While cooking together over the holidays we shared mixed messages from our grandmothers. When you're baking:
- To save eggs (no doubt from the days of rationing) use one fewer egg and you won't notice the difference.
- And probably a form of post war overcompensation, my grandmother's rule: always add an extra egg for a richer cake.
It looks like our eggs made the decision for us. Jumbo eggs were only .10 a dozen higher in price than their extra large sized siblings. Jumbo is definitely an American thing, having never seen them north of the border. Even extra large eggs in Canada seem smaller than their American counterparts. Yesterday's eggs:
They big ones surprised us with double yolks.
A boiled one revealed two yolks nestled together, crowded as identical twins sharing a sac.
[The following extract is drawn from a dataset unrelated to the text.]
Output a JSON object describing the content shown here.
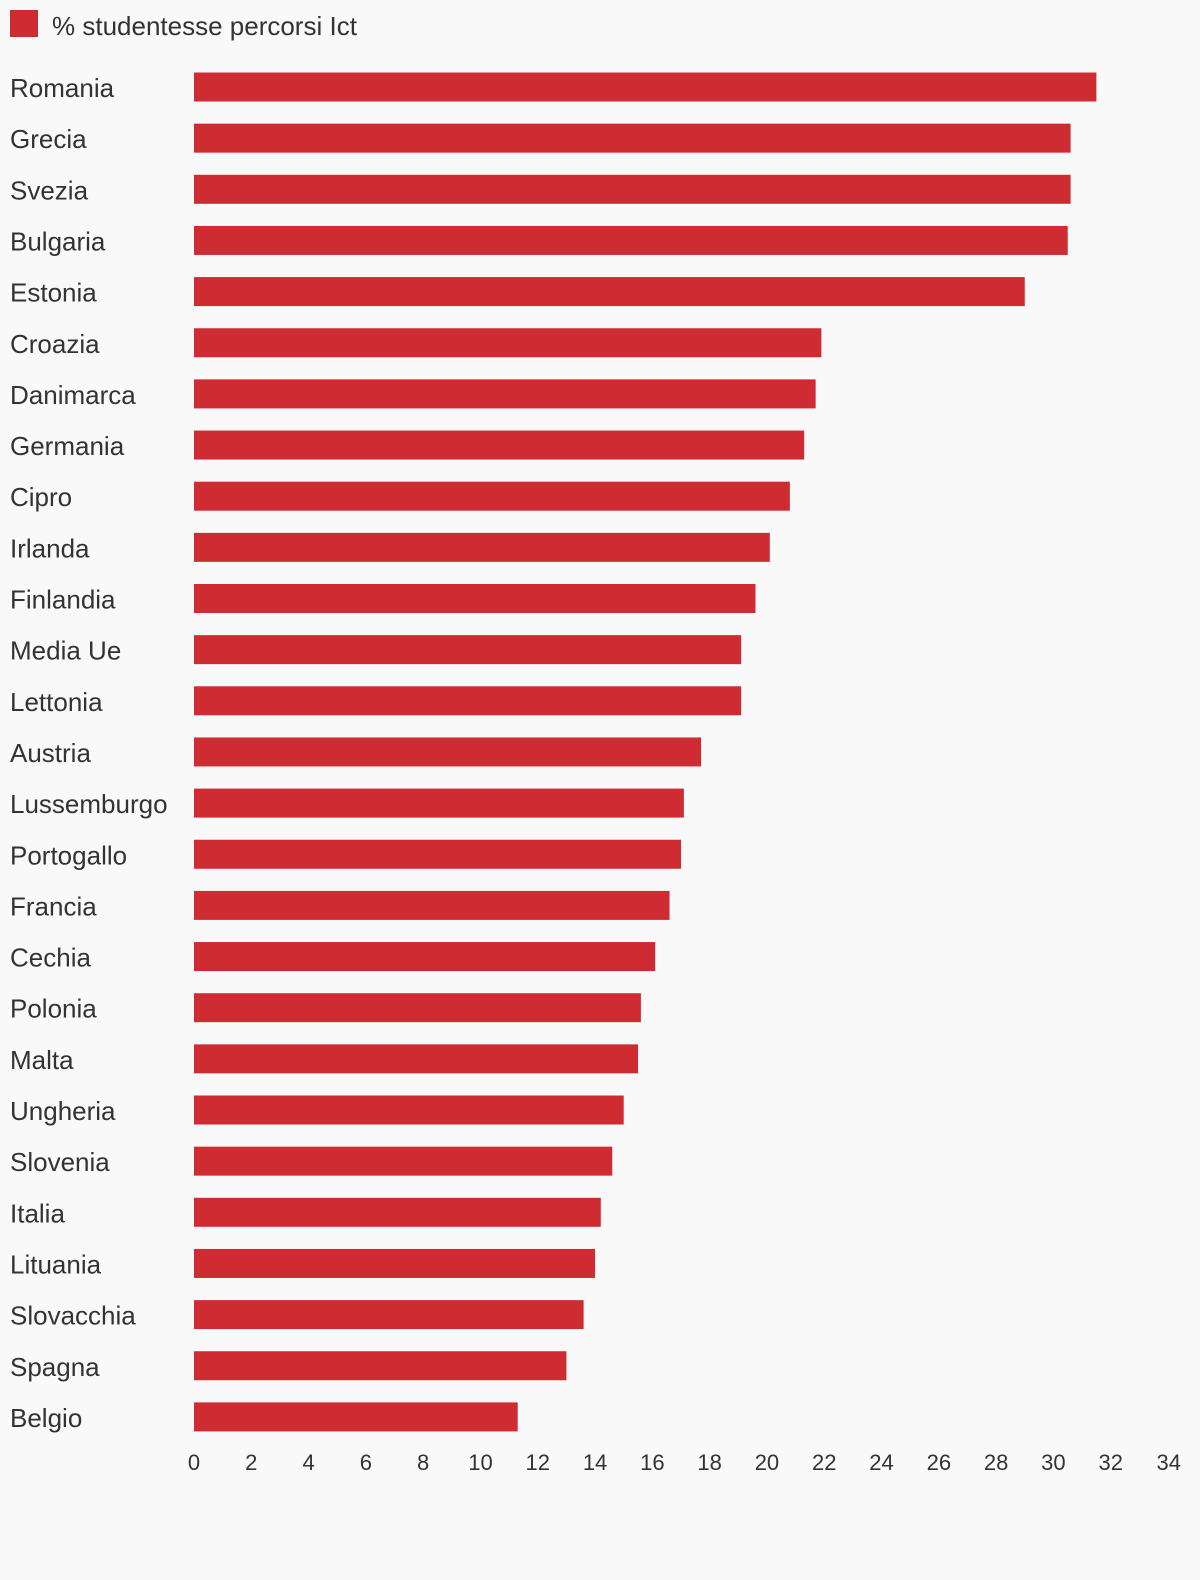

As Lene left for her return flight to Denmark we said our "until next times" and "see you soons"avoiding the finality that is conjured by saying goodbye. She soon discovered that her flight to SFO, originating in Chicago, was iced in with no hope of its arriving in time for her connection to Copenhagen. We treated it as an opportunity for a fun bonus day together, allowing us to get in one more watercolour tutorial, dinner out and another family game of Play Nine. B, who shares his mother's lack of enthusiasm for card games (not including this one, which is quite fun), even enjoyed himself.
Rocks were the subject of the day, starting with pebbles like you would find on a beach. Not quite done yet, but what a fun exercise. You wet a piece of paper, drop in four colours randomly on the page and let it dry. Next you use dark paint to outline the splotches of colour and turn each into a stone. Very relaxing, not unlike the meditative feeling we had using the colouring books M made for us for Christmas.
Next was a jumbo rock – a desert rock face, appropriate for our location. I added a teensy tree and a huge time lapse milky way.
Good thing these are indoor projects. We're getting frustrated with the high rainfall/low temperature patterns that have been happening over the past month here in the desert. The past six month's precipitation is almost what is seen in an average year!